Render Unto Rome_ The Secret Life of Money in the Catholic Church - Jason Berry [87]
Castaldi’s committee found a $12 million shift from Reconfiguration money to the Central Fund; they objected to the use of the proceeds from church sales to fund operating costs.20 Outgoing chancellor David Smith’s comment on the 2005 financial statement had been somber:
The Central Administration of the Archdiocese is not sustainable in its current form. While we do have liquidity, we have little left to sell, and we are faced with substantial obligations. In spite of reductions in force of nineteen percent since the beginning of the abuse crisis, our Central Administration, in an effort to maintain services at pre crisis levels, has operated with deficits each year. As you will see, those deficits were funded with borrowings, property sales and, in the last two years, with parish reconfiguration assets.
O’Malley was boxed into a corner. An unwritten law of the apostolic succession holds that one bishop does not overtly criticize another, and an archbishop should preserve the reputation of his predecessor, particularly a cardinal. O’Malley could not bring himself to state publicly that Law had mismanaged the money, stuffing money into written-off loans for clerics’ legal fees and writing checks for the expensive psychiatric facilities. One hundred and ninety priests put out to pasture had cost the archdiocese for their legal, medical, and stipend costs, while proportionally fewer priests performed the banal but crucial job of raising a parish’s money. As much as Seán O’Malley found Reconfiguration a nightmare, he would not violate an unwritten law of the apostolic succession and open the relevant documents of those accounts to public accounting, lest it invite scrutiny of his predecessor Law. Even if he disliked Lennon, as many believed, O’Malley needed to know what Lennon knew. And part of O’Malley’s unwritten job description was protect Bernie Law.

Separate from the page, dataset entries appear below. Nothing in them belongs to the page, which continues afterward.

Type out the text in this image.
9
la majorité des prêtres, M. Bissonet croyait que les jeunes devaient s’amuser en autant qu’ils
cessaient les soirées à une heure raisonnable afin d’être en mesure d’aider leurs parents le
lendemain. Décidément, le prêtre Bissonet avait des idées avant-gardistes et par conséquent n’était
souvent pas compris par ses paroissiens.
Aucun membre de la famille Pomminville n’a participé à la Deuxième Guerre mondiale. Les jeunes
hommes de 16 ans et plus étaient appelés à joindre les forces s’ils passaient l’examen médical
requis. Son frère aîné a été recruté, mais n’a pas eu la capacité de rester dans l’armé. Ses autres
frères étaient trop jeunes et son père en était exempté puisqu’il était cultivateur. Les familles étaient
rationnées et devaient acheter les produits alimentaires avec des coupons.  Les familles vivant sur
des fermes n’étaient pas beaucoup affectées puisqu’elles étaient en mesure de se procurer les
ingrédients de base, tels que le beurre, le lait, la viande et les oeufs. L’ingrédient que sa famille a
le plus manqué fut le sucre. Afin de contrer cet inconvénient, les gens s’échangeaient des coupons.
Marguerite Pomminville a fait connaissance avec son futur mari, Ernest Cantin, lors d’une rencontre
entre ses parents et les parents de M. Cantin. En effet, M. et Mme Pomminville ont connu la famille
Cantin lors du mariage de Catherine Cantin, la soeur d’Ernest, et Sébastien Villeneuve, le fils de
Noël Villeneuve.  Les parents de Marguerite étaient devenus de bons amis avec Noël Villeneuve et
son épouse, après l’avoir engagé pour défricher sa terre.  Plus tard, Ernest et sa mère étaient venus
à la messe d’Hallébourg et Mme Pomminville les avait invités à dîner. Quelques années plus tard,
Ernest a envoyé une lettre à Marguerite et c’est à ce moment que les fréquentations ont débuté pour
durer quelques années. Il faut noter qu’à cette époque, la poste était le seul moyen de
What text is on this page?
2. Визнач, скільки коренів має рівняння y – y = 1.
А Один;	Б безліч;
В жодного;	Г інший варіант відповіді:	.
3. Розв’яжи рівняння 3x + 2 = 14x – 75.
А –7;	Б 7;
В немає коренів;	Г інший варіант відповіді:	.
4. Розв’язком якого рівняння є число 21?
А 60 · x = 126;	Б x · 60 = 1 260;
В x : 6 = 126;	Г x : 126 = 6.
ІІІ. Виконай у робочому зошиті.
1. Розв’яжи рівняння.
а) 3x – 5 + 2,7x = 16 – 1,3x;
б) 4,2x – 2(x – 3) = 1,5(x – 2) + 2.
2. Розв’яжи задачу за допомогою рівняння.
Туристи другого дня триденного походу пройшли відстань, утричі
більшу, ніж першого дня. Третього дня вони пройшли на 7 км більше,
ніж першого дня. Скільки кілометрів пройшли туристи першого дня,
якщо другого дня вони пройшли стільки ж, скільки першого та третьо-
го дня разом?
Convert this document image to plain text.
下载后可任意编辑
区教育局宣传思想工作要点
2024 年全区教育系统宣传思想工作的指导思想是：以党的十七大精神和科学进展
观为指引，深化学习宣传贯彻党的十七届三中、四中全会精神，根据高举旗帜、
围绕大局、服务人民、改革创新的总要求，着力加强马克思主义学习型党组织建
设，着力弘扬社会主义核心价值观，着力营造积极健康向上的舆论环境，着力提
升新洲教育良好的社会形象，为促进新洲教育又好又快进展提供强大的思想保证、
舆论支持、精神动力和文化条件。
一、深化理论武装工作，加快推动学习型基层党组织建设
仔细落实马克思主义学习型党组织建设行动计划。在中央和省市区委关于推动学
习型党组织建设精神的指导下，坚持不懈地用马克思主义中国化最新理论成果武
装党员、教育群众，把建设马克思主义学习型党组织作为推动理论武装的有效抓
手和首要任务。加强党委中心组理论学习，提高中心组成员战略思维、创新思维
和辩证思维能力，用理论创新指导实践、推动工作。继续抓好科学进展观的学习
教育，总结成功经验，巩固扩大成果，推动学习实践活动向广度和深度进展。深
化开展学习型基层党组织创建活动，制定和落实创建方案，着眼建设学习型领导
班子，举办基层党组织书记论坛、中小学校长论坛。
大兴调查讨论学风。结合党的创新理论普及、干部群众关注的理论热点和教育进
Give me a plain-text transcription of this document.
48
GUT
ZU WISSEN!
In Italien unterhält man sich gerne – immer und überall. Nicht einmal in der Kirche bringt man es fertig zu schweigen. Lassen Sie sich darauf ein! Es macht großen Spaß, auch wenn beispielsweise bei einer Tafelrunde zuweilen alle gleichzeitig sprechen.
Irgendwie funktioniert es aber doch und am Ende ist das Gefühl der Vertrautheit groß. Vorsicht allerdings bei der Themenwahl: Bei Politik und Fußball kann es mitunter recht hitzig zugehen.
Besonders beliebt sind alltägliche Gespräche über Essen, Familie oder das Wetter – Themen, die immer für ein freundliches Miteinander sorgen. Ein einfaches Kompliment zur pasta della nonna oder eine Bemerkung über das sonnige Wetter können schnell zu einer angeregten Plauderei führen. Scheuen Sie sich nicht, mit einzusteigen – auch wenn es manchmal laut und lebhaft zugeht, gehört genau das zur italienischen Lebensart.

O’Malley had become a cardinal as he opened a realm of transparency in the late winter of 2006, releasing substantial data and annual reports that revealed $330 million in assets, against debt of $346 million. “We’re not trying to keep secrets from people,” he told a press conference. “We’re trying to use the limited resources we have for the mission of the church.” He won praise from Cynthia Deysher: “We’ve never seen this level of financial disclosure from the archdiocese before.”21 O’Malley had restored the trust with certain of Boston’s heavy hitters, like Jack Connors, a public relations executive who was raising money for the parochial schools.
Castaldi had a more benign view of the pension crisis than Borré. By his lights, the Clergy Retirement/Disability Trust was fully funded in the late 1990s. “The money could go for other uses,” he explained. “The stock market started going down in 1999 and continued through 2005. At the same time, clergy health and housing benefit costs were going up … When I was there, laypeople were not involved in decisions about priests. We were not consulted. That needed to change. I participated in lay trust funds and health issues, but not oversight of clergy trust funds.”
The failure to invest the annual donations was a serious mistake. Still, Castaldi concluded, “I see no sign of misappropriation of assets.”
But the documents on how clergy funds were spent from 1986 to 2000 were not available, according to the archdiocese. I asked: “So how do we know what happened?” Castaldi nodded at the question, and said, “Those are the detailed transactional documents. That’s not a big surprise. You don’t keep those documents forever.” On the mystery of what those documents held—how much to the legal, therapy, housing, and early retirement costs of the several score child abusers Law had eased out—Castaldi had no answer. The problem, he averred, was more complex than absorbing costs of bad priests.